Philipp Schmid from Google DeepMind explains that building AI agents requires engineers to shift from traditional deterministic software development to an iterative, trust-based process focused on dynamic instruction refinement, error recovery, and evaluation over multiple runs. He emphasizes designing agent-ready APIs, embracing non-determinism, and adopting a mindset of continuous rebuilding to create reliable, resilient AI agents.
Philipp Schmid from Google DeepMind discusses the challenges engineers face when building AI agents, highlighting how the development process differs significantly from traditional software engineering. Unlike conventional software, where developers create detailed specifications, write code, test, and deploy, building AI agents involves an iterative loop of defining instructions, running the agent, observing its behavior, and refining prompts or tools. This shift means engineers act more like dispatchers setting goals rather than traffic controllers dictating exact steps, allowing agents to find their own paths to achieve objectives, sometimes in unexpected ways.
A key difference is that text and context have become the new state in AI agents, replacing rigid data structures and Boolean flags. Large language models (LLMs) understand semantic meaning, enabling more flexible and dynamic interactions. For example, agents can interpret nuanced instructions or preferences, such as adjusting temperature units based on user context, which traditional software struggled to handle. This shift requires trusting the model to manage complex, stateful workflows dynamically rather than relying on deterministic, predefined paths.

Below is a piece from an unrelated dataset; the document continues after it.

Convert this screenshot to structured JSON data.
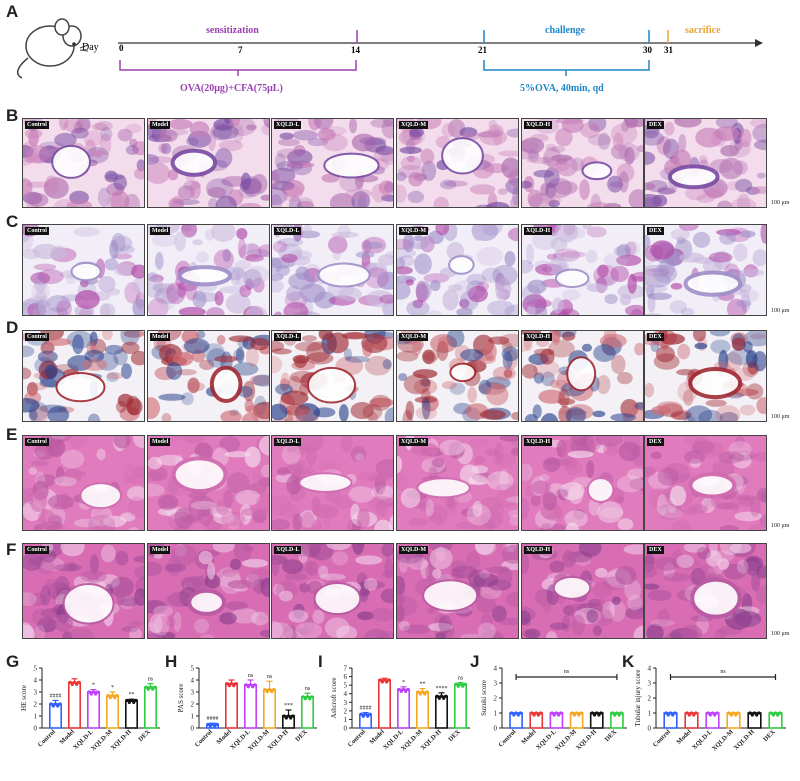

Error handling in AI agents also demands a new approach. Instead of treating errors as failures that require restarting processes, errors should be treated as inputs that the agent can incorporate and learn from to continue its task. This is crucial because agent workflows can be lengthy and computationally expensive, making it impractical to restart from scratch after every failure. Designing for recovery and resilience is essential to maintain progress and efficiency in agent operations.

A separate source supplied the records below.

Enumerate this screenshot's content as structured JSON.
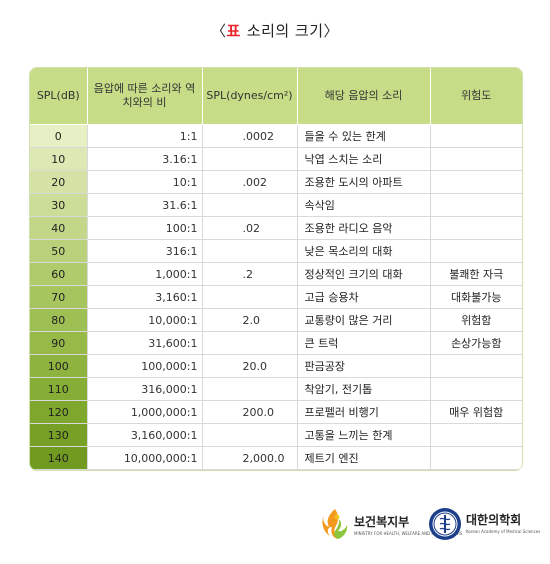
{
  "title": {
    "open": "〈",
    "tag": "표",
    "text": "소리의 크기",
    "close": "〉"
  },
  "table": {
    "headers": [
      "SPL(dB)",
      "음압에 따른 소리와 역치와의 비",
      "SPL(dynes/cm²)",
      "해당 음압의 소리",
      "위험도"
    ],
    "rows": [
      {
        "spl": "0",
        "ratio": "1:1",
        "dynes": ".0002",
        "sound": "들을 수 있는 한계",
        "risk": "",
        "shade": "#e6f0c4"
      },
      {
        "spl": "10",
        "ratio": "3.16:1",
        "dynes": "",
        "sound": "낙엽 스치는 소리",
        "risk": "",
        "shade": "#dde9b4"
      },
      {
        "spl": "20",
        "ratio": "10:1",
        "dynes": ".002",
        "sound": "조용한 도시의 아파트",
        "risk": "",
        "shade": "#d4e3a5"
      },
      {
        "spl": "30",
        "ratio": "31.6:1",
        "dynes": "",
        "sound": "속삭임",
        "risk": "",
        "shade": "#cbdd96"
      },
      {
        "spl": "40",
        "ratio": "100:1",
        "dynes": ".02",
        "sound": "조용한 라디오 음악",
        "risk": "",
        "shade": "#c2d788"
      },
      {
        "spl": "50",
        "ratio": "316:1",
        "dynes": "",
        "sound": "낮은 목소리의 대화",
        "risk": "",
        "shade": "#b9d17a"
      },
      {
        "spl": "60",
        "ratio": "1,000:1",
        "dynes": ".2",
        "sound": "정상적인 크기의 대화",
        "risk": "불쾌한 자극",
        "shade": "#b0cb6c"
      },
      {
        "spl": "70",
        "ratio": "3,160:1",
        "dynes": "",
        "sound": "고급 승용차",
        "risk": "대화불가능",
        "shade": "#a7c55f"
      },
      {
        "spl": "80",
        "ratio": "10,000:1",
        "dynes": "2.0",
        "sound": "교통량이 많은 거리",
        "risk": "위험함",
        "shade": "#9ebf53"
      },
      {
        "spl": "90",
        "ratio": "31,600:1",
        "dynes": "",
        "sound": "큰 트럭",
        "risk": "손상가능함",
        "shade": "#96b948"
      },
      {
        "spl": "100",
        "ratio": "100,000:1",
        "dynes": "20.0",
        "sound": "판금공장",
        "risk": "",
        "shade": "#8eb33e"
      },
      {
        "spl": "110",
        "ratio": "316,000:1",
        "dynes": "",
        "sound": "착암기, 전기톱",
        "risk": "",
        "shade": "#86ad35"
      },
      {
        "spl": "120",
        "ratio": "1,000,000:1",
        "dynes": "200.0",
        "sound": "프로펠러 비행기",
        "risk": "매우 위험함",
        "shade": "#7ea72d"
      },
      {
        "spl": "130",
        "ratio": "3,160,000:1",
        "dynes": "",
        "sound": "고통을 느끼는 한계",
        "risk": "",
        "shade": "#77a126"
      },
      {
        "spl": "140",
        "ratio": "10,000,000:1",
        "dynes": "2,000.0",
        "sound": "제트기 엔진",
        "risk": "",
        "shade": "#709b20"
      }
    ]
  },
  "logos": {
    "mohw_name": "보건복지부",
    "mohw_sub": "MINISTRY FOR HEALTH, WELFARE AND FAMILY AFFAIRS",
    "kams_name": "대한의학회",
    "kams_sub": "Korean Academy of Medical Sciences"
  },
  "colors": {
    "header_bg": "#c6dc87",
    "title_tag": "#e8232a"
  }
}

Testing AI agents requires moving away from traditional unit tests toward evaluation-based methods. Since agents are inherently non-deterministic, the same input may not always produce the same output. Success is measured by reliability over multiple runs rather than absolute correctness in a single test. Evaluations often involve subjective assessments, sometimes using LLMs or human experts as judges, to determine if the agent’s output meets the desired goals. This approach helps ensure agents are dependable enough for real-world applications despite their variability.

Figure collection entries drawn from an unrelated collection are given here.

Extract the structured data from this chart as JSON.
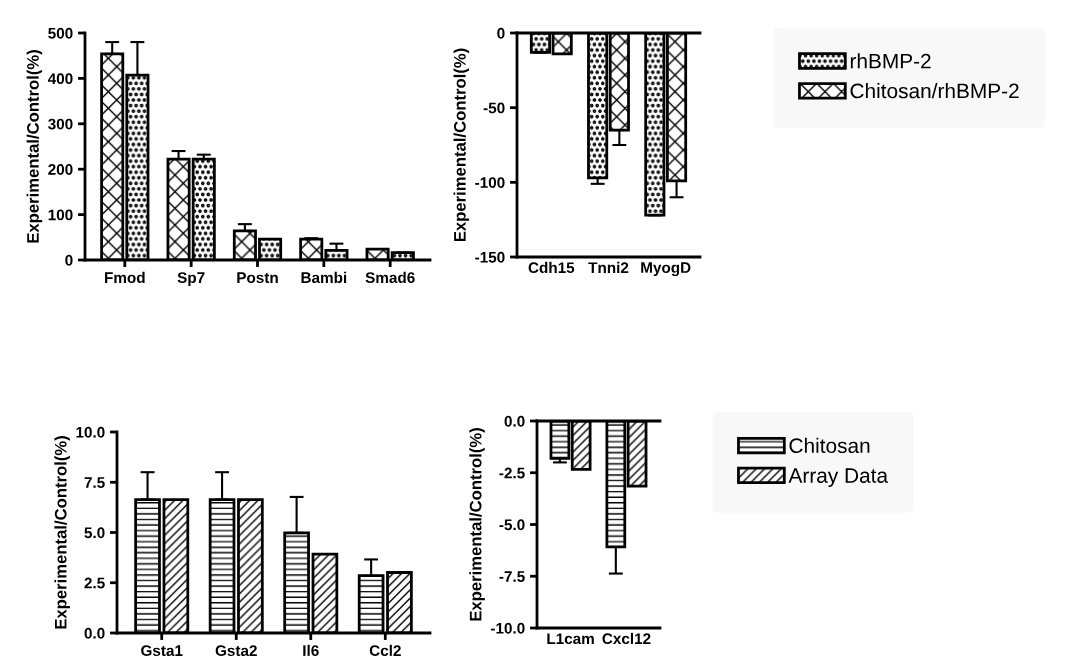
{
  "chart_data": [
    {
      "type": "bar",
      "ylabel": "Experimental/Control(%)",
      "categories": [
        "Fmod",
        "Sp7",
        "Postn",
        "Bambi",
        "Smad6"
      ],
      "ylim": [
        0,
        500
      ],
      "yticks": [
        0,
        100,
        200,
        300,
        400,
        500
      ],
      "grid": false,
      "legend": false,
      "series": [
        {
          "color": "#000000",
          "values": [
            454,
            222,
            64,
            46,
            24
          ],
          "errors": [
            [
              454,
              480
            ],
            [
              222,
              240
            ],
            [
              64,
              79
            ],
            [
              46,
              48
            ],
            null
          ]
        },
        {
          "color": "#000000",
          "values": [
            407,
            222,
            46,
            21,
            16
          ],
          "errors": [
            [
              407,
              480
            ],
            [
              222,
              232
            ],
            null,
            [
              21,
              36
            ],
            null
          ]
        }
      ]
    },
    {
      "type": "bar",
      "ylabel": "Experimental/Control(%)",
      "categories": [
        "Cdh15",
        "Tnni2",
        "MyogD"
      ],
      "ylim": [
        -150,
        0
      ],
      "yticks": [
        -150,
        -100,
        -50,
        0
      ],
      "grid": false,
      "legend": "right",
      "series": [
        {
          "name": "rhBMP-2",
          "color": "#000000",
          "values": [
            -13,
            -97,
            -122
          ],
          "errors": [
            null,
            [
              -101,
              -97
            ],
            null
          ]
        },
        {
          "name": "Chitosan/rhBMP-2",
          "color": "#000000",
          "values": [
            -14,
            -65,
            -99
          ],
          "errors": [
            null,
            [
              -75,
              -65
            ],
            [
              -110,
              -99
            ]
          ]
        }
      ]
    },
    {
      "type": "bar",
      "ylabel": "Experimental/Control(%)",
      "categories": [
        "Gsta1",
        "Gsta2",
        "Il6",
        "Ccl2"
      ],
      "ylim": [
        0,
        10
      ],
      "yticks": [
        {
          "value": 0,
          "label": "0.0"
        },
        2.5,
        {
          "value": 5,
          "label": "5.0"
        },
        7.5,
        {
          "value": 10,
          "label": "10.0"
        }
      ],
      "grid": false,
      "legend": false,
      "series": [
        {
          "color": "#000000",
          "values": [
            6.64,
            6.64,
            4.98,
            2.85
          ],
          "errors": [
            [
              6.64,
              8.0
            ],
            [
              6.64,
              8.0
            ],
            [
              4.98,
              6.77
            ],
            [
              2.85,
              3.66
            ]
          ]
        },
        {
          "color": "#000000",
          "values": [
            6.64,
            6.64,
            3.92,
            3.01
          ]
        }
      ]
    },
    {
      "type": "bar",
      "ylabel": "Experimental/Control(%)",
      "categories": [
        "L1cam",
        "Cxcl12"
      ],
      "ylim": [
        -10,
        0
      ],
      "yticks": [
        {
          "value": -10,
          "label": "-10.0"
        },
        -7.5,
        {
          "value": -5,
          "label": "-5.0"
        },
        -2.5,
        {
          "value": 0,
          "label": "0.0"
        }
      ],
      "grid": false,
      "legend": "right",
      "series": [
        {
          "name": "Chitosan",
          "color": "#000000",
          "values": [
            -1.8,
            -6.08
          ],
          "errors": [
            [
              -2.0,
              -1.8
            ],
            [
              -7.37,
              -6.08
            ]
          ]
        },
        {
          "name": "Array Data",
          "color": "#000000",
          "values": [
            -2.34,
            -3.15
          ]
        }
      ]
    }
  ]
}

Finally, Philipp emphasizes that AI agents and their APIs must be designed differently from traditional software interfaces. Agents rely on semantic understanding of function schemas and documentation rather than years of developer knowledge. APIs need to be self-explanatory and “agent-ready” to facilitate effective interaction. Overall, engineers must embrace trust combined with verification, design for recovery, evaluate rigorously, and accept that software built with AI agents will be disposable and continuously rebuilt as models improve. This mindset shift is crucial for successfully developing reliable AI agents.